А страсти телесные… О-о-о, эти страсти телесные… У-у-у, эти страсти телесные… Акар успешно душит их собственными руками. Уничтожает, не унижаясь внебрачными связями. И все. И нет вопросов. Акар Турасава по-настоящему счастливый человек! Он всегда это твердо знал, но однажды вдруг засомневался… Много лет назад, кажется, в Бостоне, по крайней мере, где-то глубоко в Америке, среди нормальных людей, не зараженных европейскими странностями.

На зрительских трибунах – на очень дорогих местах, обычно оставляемых для спонсоров или VIP, – увидел он супружескую пару. Мужчина – нормальный, ничего особенного, красавцем не назовешь, но нормальный. А женщина… Это был кусочек женщины. У нее не было правой руки и левой ноги. Остальное на месте. Нога и рука, вероятно, были ампутированы под корень. По движениям бедняжки об этом нетрудно догадаться.

Конечно, у нее были протезы, индивидуальные, хорошо подогнанные протезы, но… Акар представил себе сложные манипуляции по пристегиванию и отстегиванию этих замечательных и дорогих протезов. Дважды в сутки. Утром и вечером.

Мужчина и женщина были мужем и женой. Сразу пришло в голову, что она жертва автомобильной катастрофы, а он верный, достойный всяческих похвал муж-христианин. Акар тоже христианин. Католик. Уже взрослым человеком сделал он этот выбор, идеально совпадающий с религиозной доминантой страны проживания, но дело не в том.

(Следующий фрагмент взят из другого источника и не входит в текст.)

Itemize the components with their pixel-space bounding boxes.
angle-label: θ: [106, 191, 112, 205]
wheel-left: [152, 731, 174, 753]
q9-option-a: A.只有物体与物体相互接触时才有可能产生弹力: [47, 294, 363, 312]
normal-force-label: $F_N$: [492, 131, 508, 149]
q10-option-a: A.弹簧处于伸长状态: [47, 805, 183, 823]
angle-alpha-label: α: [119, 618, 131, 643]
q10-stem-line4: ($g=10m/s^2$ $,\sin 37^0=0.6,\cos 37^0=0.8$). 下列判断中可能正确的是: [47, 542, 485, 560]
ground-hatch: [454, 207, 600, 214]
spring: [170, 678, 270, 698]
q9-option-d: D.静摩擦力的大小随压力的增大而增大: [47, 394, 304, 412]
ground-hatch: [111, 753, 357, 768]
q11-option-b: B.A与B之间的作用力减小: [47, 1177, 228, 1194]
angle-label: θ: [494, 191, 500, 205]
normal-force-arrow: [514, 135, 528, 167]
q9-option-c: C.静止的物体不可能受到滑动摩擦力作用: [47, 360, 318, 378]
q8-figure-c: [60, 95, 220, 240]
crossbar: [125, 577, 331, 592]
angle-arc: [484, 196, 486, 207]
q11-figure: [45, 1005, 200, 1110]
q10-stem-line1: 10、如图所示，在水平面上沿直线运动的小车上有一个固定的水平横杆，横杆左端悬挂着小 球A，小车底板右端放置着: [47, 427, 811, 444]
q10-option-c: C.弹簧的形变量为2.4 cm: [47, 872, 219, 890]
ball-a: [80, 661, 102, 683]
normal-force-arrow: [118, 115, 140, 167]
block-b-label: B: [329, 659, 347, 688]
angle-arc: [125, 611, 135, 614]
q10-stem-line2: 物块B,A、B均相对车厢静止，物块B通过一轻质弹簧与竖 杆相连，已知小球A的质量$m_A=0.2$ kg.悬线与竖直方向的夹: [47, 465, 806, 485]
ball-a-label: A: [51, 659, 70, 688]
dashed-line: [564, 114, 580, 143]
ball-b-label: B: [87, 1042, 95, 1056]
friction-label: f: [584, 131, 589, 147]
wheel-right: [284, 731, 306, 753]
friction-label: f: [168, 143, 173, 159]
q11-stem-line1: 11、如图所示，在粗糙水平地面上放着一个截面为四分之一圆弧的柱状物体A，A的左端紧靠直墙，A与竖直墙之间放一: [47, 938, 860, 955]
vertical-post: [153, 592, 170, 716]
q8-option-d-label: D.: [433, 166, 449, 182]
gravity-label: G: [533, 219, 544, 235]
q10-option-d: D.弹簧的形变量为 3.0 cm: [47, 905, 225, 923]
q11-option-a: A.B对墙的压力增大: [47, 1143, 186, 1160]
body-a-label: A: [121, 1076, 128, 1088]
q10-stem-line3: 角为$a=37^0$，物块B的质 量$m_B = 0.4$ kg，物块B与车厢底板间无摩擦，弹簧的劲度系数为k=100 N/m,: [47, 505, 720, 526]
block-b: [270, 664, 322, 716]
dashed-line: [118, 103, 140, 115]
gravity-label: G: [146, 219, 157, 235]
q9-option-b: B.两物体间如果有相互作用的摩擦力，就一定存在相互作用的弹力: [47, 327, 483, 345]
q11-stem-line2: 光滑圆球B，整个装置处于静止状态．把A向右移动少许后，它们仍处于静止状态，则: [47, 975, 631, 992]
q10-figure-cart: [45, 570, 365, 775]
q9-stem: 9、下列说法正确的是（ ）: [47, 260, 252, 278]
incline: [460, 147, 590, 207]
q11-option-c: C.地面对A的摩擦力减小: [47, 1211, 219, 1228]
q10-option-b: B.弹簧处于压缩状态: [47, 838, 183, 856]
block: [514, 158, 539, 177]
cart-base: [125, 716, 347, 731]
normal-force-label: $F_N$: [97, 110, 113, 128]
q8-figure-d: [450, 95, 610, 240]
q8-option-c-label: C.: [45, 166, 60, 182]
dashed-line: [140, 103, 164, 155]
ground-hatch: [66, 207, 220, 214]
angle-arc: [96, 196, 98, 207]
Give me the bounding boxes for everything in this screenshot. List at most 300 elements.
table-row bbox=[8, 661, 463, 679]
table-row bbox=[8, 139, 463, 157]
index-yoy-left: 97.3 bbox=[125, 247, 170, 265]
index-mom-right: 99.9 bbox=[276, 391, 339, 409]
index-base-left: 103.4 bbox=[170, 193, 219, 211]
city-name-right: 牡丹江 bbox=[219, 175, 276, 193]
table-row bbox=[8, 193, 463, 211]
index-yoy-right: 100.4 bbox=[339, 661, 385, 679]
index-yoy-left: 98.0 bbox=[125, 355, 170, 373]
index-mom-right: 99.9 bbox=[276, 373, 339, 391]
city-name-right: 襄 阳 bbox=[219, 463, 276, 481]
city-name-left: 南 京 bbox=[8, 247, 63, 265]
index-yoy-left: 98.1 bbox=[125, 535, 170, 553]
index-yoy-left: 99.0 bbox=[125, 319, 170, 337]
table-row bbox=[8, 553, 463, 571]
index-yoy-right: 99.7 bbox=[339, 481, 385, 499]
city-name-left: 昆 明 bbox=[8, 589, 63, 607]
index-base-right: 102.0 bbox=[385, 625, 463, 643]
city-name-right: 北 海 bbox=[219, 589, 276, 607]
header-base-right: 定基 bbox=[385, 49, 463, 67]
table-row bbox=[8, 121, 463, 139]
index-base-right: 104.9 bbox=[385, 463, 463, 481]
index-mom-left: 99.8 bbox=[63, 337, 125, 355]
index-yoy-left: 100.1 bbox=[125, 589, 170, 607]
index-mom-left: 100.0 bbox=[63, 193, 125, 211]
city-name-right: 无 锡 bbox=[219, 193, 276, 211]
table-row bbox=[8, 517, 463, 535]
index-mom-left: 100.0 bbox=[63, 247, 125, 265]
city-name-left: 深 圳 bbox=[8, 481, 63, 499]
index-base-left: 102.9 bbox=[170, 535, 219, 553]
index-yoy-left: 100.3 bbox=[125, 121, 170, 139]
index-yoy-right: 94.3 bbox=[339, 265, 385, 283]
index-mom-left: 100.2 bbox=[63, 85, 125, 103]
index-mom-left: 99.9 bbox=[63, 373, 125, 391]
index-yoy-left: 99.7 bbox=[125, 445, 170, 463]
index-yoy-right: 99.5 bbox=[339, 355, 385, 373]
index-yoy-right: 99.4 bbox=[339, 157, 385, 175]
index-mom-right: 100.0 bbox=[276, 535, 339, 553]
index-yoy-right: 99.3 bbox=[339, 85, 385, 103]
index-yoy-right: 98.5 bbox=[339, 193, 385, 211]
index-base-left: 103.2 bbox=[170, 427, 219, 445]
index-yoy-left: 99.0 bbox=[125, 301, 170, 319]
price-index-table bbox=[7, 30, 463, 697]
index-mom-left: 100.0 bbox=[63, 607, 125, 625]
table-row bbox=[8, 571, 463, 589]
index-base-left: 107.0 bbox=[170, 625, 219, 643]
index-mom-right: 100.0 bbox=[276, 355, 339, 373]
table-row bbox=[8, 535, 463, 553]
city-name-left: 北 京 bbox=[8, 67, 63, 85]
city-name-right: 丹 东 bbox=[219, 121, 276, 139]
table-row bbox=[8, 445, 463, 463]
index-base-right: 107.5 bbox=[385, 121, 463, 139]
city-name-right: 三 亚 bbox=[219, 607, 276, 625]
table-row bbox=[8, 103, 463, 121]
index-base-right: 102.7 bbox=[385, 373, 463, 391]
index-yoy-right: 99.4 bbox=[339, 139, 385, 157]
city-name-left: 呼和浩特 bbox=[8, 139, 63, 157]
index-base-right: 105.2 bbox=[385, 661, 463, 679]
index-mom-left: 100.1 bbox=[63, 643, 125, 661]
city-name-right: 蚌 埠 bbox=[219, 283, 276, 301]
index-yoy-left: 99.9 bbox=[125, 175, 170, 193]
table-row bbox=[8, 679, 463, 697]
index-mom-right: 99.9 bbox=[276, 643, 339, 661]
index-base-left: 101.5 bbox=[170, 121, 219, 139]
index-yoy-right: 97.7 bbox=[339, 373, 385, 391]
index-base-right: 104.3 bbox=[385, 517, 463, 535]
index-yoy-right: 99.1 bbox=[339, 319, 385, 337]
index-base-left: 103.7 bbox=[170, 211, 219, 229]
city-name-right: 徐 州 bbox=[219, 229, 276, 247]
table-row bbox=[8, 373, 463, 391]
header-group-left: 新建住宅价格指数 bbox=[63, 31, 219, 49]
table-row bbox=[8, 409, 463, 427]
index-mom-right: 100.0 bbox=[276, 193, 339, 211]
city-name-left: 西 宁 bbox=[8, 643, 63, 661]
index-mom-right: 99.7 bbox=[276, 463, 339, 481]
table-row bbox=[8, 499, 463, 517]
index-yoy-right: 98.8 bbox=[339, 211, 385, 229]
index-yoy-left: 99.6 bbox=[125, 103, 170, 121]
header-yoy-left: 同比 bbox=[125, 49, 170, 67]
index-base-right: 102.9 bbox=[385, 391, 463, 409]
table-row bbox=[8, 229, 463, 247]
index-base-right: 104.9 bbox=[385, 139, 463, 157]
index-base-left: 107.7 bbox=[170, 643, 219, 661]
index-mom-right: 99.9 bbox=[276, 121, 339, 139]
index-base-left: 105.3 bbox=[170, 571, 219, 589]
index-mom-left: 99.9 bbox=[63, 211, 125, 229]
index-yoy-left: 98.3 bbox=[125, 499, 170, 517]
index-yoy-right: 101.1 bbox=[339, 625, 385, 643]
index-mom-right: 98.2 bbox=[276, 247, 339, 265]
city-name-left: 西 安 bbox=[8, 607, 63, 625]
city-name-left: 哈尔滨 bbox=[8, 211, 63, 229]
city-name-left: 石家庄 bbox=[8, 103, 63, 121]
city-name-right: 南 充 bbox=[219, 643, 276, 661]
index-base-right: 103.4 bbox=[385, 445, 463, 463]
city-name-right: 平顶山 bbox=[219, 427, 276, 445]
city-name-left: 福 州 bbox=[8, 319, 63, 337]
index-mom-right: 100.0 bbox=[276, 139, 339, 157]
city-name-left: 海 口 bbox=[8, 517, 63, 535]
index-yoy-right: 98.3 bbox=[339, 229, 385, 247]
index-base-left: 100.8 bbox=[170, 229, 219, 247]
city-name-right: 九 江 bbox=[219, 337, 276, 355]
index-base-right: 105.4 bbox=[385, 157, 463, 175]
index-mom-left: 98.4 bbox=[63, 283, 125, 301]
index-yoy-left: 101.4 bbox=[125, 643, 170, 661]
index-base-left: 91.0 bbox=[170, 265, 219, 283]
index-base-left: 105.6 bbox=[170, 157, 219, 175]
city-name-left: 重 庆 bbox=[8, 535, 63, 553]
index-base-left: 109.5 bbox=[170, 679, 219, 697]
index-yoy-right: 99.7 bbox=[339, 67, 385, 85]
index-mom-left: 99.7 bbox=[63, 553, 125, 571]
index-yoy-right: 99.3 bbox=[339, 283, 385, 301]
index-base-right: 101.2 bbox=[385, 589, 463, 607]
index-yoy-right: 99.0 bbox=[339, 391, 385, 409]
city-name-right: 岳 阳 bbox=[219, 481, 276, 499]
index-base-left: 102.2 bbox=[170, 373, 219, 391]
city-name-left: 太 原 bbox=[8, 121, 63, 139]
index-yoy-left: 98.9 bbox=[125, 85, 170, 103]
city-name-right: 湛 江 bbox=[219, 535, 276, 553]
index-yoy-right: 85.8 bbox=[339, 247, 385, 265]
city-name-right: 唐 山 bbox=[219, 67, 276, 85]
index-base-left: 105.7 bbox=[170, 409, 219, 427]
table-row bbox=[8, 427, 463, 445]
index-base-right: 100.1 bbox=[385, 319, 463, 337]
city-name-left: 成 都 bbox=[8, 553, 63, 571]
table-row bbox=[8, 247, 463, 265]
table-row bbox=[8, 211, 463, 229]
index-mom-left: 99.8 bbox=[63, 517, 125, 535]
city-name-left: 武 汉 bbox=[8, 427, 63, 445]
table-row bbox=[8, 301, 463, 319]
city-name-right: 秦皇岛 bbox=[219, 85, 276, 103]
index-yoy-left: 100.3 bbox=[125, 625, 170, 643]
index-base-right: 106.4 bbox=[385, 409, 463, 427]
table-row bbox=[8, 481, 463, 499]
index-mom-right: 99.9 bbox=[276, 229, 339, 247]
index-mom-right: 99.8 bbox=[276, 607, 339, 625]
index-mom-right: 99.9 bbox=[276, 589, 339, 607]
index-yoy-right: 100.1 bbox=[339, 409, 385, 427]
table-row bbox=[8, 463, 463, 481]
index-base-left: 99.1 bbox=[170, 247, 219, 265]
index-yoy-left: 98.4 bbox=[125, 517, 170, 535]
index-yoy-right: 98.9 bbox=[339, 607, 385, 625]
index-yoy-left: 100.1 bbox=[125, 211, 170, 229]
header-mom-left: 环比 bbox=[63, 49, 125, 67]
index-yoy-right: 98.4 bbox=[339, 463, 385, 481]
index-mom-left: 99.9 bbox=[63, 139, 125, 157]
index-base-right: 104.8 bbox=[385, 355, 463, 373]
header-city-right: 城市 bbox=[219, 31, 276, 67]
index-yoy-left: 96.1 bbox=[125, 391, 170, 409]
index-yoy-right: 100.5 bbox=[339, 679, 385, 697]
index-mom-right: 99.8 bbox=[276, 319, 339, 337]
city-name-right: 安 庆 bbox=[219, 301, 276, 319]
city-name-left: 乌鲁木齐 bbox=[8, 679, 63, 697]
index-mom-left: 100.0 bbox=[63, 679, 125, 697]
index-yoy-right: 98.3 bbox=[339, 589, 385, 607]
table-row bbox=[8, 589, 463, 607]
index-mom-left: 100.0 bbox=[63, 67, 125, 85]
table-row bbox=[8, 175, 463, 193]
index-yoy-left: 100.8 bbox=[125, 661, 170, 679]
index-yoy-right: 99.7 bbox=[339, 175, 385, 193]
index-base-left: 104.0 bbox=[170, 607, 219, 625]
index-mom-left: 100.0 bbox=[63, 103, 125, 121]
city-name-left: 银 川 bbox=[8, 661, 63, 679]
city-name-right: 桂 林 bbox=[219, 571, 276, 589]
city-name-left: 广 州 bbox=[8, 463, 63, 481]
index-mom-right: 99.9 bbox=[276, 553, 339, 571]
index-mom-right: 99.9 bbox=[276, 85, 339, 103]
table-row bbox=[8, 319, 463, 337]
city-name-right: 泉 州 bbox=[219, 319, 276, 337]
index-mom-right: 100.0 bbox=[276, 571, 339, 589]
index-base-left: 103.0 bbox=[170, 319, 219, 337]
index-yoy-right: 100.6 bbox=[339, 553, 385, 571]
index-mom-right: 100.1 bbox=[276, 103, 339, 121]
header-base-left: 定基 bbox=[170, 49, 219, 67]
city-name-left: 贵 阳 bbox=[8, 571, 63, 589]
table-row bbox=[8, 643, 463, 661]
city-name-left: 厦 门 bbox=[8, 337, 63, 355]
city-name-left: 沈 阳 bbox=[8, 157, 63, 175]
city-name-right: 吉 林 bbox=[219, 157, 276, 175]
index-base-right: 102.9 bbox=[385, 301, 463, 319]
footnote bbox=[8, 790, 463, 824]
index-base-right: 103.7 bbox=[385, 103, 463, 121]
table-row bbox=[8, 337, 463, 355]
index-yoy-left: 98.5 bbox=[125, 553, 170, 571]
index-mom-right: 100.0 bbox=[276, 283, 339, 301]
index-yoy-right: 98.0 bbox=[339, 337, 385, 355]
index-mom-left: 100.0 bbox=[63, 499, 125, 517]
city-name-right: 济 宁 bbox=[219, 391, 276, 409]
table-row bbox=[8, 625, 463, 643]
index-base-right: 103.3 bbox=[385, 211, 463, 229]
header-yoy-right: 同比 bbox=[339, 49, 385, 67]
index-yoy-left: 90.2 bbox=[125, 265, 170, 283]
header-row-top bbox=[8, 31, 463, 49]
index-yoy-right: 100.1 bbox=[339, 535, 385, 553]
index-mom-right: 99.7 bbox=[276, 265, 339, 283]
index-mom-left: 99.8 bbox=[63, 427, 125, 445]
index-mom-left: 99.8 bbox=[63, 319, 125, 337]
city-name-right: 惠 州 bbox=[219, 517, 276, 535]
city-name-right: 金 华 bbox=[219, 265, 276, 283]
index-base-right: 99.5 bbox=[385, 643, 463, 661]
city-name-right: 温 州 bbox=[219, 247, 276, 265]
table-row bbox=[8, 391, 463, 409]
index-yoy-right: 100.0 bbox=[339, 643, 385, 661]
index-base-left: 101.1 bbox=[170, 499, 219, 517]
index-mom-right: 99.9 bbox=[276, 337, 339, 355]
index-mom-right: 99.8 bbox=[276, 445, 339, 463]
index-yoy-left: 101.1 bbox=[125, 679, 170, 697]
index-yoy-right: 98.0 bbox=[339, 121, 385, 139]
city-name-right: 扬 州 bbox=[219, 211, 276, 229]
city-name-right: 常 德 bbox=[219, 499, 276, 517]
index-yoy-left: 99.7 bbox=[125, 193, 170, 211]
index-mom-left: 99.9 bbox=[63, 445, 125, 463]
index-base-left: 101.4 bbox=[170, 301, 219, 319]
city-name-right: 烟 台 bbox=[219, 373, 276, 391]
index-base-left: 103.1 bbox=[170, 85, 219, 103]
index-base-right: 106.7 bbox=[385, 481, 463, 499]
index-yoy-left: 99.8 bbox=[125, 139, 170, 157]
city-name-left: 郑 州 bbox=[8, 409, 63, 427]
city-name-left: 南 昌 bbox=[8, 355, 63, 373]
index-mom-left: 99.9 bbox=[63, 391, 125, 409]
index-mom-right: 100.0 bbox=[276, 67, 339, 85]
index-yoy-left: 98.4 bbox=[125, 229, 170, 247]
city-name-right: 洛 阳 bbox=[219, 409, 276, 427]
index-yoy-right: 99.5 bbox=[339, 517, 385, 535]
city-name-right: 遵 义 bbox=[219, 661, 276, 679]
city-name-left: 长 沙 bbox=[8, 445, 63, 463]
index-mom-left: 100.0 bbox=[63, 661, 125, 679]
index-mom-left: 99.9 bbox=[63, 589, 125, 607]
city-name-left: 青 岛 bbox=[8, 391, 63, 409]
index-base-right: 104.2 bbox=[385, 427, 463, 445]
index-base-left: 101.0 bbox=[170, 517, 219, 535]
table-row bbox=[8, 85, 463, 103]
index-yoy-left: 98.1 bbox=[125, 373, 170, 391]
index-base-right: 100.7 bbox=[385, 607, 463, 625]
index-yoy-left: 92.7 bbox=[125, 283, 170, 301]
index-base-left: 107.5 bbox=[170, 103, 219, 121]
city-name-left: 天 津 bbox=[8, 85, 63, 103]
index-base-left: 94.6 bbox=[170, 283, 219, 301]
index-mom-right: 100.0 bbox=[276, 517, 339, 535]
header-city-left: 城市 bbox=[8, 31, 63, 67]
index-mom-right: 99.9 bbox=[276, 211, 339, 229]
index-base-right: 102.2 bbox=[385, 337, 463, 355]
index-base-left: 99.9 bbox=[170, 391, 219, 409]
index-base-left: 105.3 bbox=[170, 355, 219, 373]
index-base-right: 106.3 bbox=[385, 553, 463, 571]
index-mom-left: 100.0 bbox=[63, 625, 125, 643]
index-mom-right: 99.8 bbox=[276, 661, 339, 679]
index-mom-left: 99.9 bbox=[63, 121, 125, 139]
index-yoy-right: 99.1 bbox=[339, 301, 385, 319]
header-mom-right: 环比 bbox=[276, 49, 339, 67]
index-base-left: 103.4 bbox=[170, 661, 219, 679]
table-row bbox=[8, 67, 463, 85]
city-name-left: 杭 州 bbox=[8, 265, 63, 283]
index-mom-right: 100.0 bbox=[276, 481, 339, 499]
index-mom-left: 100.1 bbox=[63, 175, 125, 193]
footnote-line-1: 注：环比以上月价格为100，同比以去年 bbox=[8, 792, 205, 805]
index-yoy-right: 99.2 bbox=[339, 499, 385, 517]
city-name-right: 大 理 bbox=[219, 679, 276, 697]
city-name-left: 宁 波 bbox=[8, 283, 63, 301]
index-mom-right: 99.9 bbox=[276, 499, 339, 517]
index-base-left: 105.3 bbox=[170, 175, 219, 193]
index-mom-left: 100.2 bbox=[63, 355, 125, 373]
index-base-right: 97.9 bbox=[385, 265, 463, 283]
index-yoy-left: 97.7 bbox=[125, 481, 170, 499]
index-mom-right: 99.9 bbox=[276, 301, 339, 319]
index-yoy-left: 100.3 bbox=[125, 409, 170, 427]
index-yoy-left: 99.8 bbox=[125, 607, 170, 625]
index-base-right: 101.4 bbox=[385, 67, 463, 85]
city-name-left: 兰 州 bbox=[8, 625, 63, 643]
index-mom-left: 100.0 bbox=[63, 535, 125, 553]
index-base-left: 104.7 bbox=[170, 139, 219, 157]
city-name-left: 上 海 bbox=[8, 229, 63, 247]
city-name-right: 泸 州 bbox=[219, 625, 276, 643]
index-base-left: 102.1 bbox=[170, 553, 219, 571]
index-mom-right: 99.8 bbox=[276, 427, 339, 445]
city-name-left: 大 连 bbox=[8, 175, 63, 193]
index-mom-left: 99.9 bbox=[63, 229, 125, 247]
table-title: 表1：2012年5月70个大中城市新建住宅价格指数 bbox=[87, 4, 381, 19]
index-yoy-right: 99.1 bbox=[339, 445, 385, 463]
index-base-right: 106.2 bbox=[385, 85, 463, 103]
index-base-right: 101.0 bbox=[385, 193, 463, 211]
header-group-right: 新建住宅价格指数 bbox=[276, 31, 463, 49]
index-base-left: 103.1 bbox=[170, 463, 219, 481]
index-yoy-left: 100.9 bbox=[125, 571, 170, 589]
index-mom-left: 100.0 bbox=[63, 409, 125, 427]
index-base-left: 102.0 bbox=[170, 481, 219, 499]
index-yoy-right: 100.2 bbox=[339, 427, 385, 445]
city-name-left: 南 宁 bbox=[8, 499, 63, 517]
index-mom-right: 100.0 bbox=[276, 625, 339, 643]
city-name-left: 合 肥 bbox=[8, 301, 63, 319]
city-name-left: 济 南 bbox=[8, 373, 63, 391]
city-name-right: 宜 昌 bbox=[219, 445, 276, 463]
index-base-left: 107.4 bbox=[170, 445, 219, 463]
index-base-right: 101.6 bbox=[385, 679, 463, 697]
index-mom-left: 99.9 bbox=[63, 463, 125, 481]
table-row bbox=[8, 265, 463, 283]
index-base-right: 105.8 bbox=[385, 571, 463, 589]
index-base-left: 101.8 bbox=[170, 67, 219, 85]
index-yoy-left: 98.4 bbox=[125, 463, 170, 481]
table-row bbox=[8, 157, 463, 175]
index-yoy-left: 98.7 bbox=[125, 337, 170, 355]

Оказалось, что пара, привлекшая его внимание, была примером не боголюбивого смирения, а совсем других страстей.

Он узнал… Ему рассказали… Человек, с которым Акар совершенно случайно завел разговор о сидящих напротив мучениках, был в курсе их ситуации самым подробным образом. Акар не верил в такого рода случайности. Это месседж, адресованный ему, Акару, возможно, даже упрек.

Оказалось, женщина-инвалид была изуродована в раннем детстве. Года в три или в четыре. Ее выходили, вырастили, что было мучением и для нее, и для ее близких. А потом, лет в восемнадцать, ее выдали замуж! Отдали желающему обрубочек молодого женского тела. Так выразился словоохотливый «профешинал клинер», профессиональный уборщик, поведавший высокопоставленному канадскому гостю «драму местной жизни».

Уборщик говорил равнодушно, изогнутой шваброй ловко выметая из-под судейских кресел свежий и неизбежный сор. Говорил с удовольствием, упиваясь сознанием собственной информированности и уже по одной только этой причине – значимости. Вывод, который сделал добровольный оракул, слепым случаем посланный, был жесток: муж женщины-инвалида – человек с извращенной психикой. Иначе бы не женился. Ни из какой христианской жалости. Как он спит с таким обмылком-обломком? А ведь она ему еще и сына родила! Через смертельно опасные фурункулезы прошла, в госпитале полгода лежала, но выносила ребенка в собственном неполноценном теле. И он эту жертву, неизвестно во имя чего, принял. Если так уж сильно хотели ребенка, могли бы и усыновить: румынскую, китайскую или даже местную сироту какую-нибудь. Но он – калекин муж – хотел младенца именно из ее несчастного тела. Извращенец. И деньги-то у ее родителей небольшие совсем были. Нет, не ради денег. Ради извращенной прихоти.